From observing this pack mentality over several months, I realized a few things: I was going to find "my people", eventually, but these folks were not it.  Therefore, I separated the moms I knew into two categories, "co-workers", and "friends".  The co-workers were the moms I always saw on the playground but knew I was never really going to connect with, the ones obsessed with germs and growth charts.  I delegated them in my mind to the annoying co-workers I once had in the professional setting---I talked to them when I needed to, stayed emotionally detached from them, and, if anything, found compassion for their exquisitely neurotic states.  If they pissed me off too much to have compassion for them, I moved on to just pity their children.

The ones I found to be friends with were always slightly off.  The moms who would plunk down on the park bench and say, "I almost dropped the kid off at the Fire Station last night.  This latte is the only thing keeping me from doing it now."  The ones who talked about their sex life, or lack there of, the ones who cracked wry jokes at their family’s expense, yet still daily inspired me with their devotion to their kids.  Also, I found that I could often relate more to the nannies, who were invested but just removed enough from the children to have more of a sense of humor about all of it, and more likely to invite me out for a drink after my husband got home.

You are going to find your people.  You will know, when you walk into their house and their homes are not neat as a pin with family portraits hanging everywhere and cookies baking in the oven, but rather, their home looks lived in.  You will know, when they ask you how you are, and they really mean you, not how well your child slept last night.  And they are going to make this wild world of parenting so much more fun.

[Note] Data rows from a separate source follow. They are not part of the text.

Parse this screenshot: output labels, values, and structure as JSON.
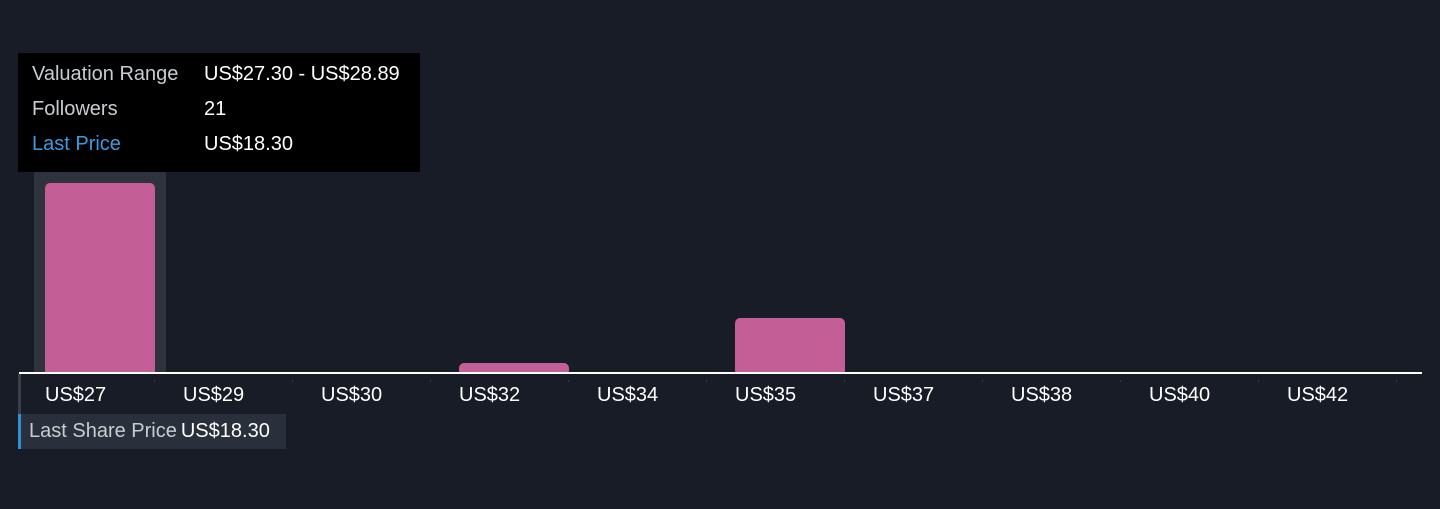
{
  "chart_data": {
    "type": "bar",
    "categories": [
      "US$27",
      "US$29",
      "US$30",
      "US$32",
      "US$34",
      "US$35",
      "US$37",
      "US$38",
      "US$40",
      "US$42"
    ],
    "values": [
      21,
      0,
      0,
      1,
      0,
      6,
      0,
      0,
      0,
      0
    ],
    "ylabel": "",
    "xlabel": "",
    "ylim": [
      0,
      21
    ],
    "grid": false,
    "bar_color": "#c45e96",
    "highlight_color": "#2e333d",
    "highlighted_index": 0
  },
  "tooltip": {
    "rows": [
      {
        "label": "Valuation Range",
        "value": "US$27.30 - US$28.89"
      },
      {
        "label": "Followers",
        "value": "21"
      },
      {
        "label": "Last Price",
        "value": "US$18.30"
      }
    ]
  },
  "last_share_price": {
    "label": "Last Share Price",
    "value": "US$18.30",
    "accent": "#2f8fd8"
  }
}
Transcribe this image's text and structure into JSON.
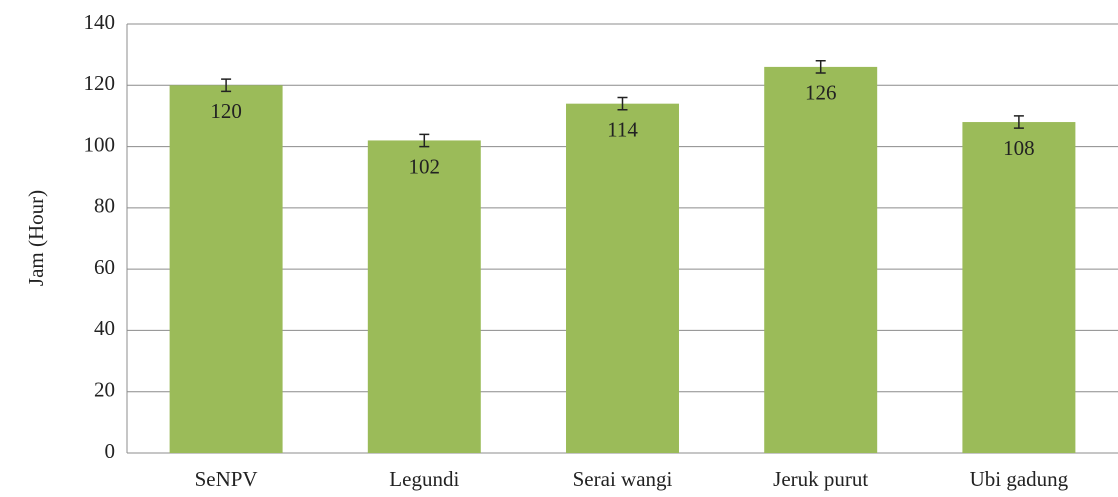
{
  "chart_data": {
    "type": "bar",
    "y_label": "Jam (Hour)",
    "categories": [
      "SeNPV",
      "Legundi",
      "Serai wangi",
      "Jeruk purut",
      "Ubi gadung"
    ],
    "values": [
      120,
      102,
      114,
      126,
      108
    ],
    "errors": [
      2,
      2,
      2,
      2,
      2
    ],
    "color": "#9bbb59",
    "ylim": [
      0,
      140
    ],
    "yticks": [
      0,
      20,
      40,
      60,
      80,
      100,
      120,
      140
    ],
    "grid": true
  }
}
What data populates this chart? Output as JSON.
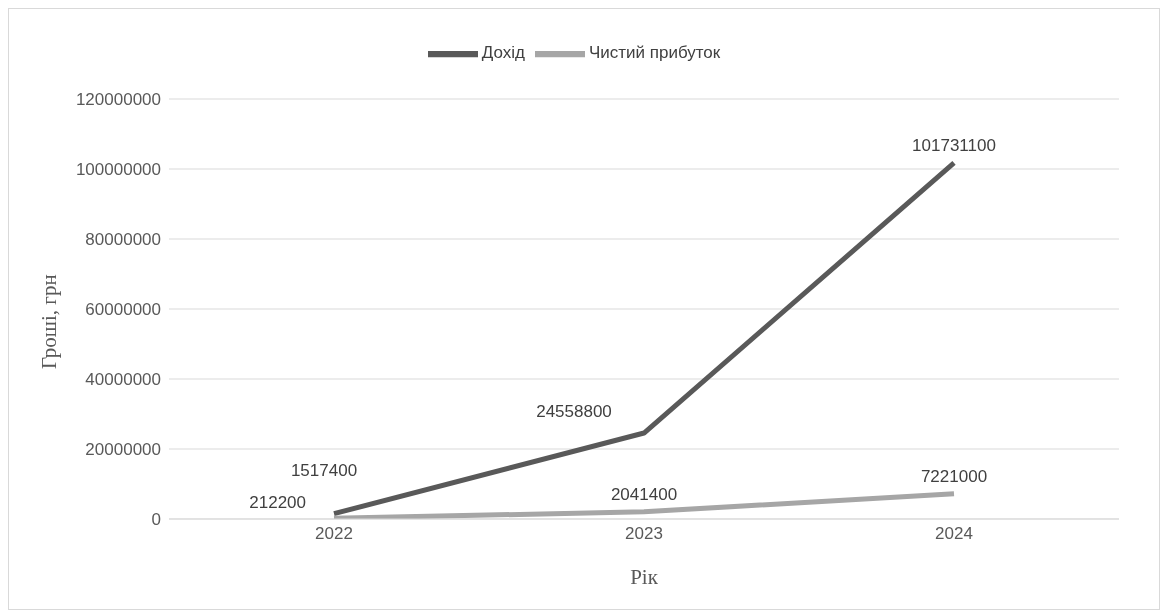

So, the way you deal with the new moms that are driving you nuts with the comparison-based mom talk is you don't hang out with them.  You take out a magazine at the park when a mom you don't know is hovering over their kid and yours, and smiling crazily at you like, "Aren't you going to follow your kid around?!"

You decline the playdates to the houses where the moms have disinfected the bottoms of all their shoes, even though they never wear shoes indoors.  You do this even if that means you are lonely sometimes, and just end up hanging out with your own kid.  This will force you to go find the parents you can actually relate to.

You go find your people, and you try, really hard, not to talk shit about those other moms.  They are fighting a terrible battle that they will never win, the battle to protect their kid from struggle, and from life.  Leave them to it.  Be your own kind of mother.  Go play.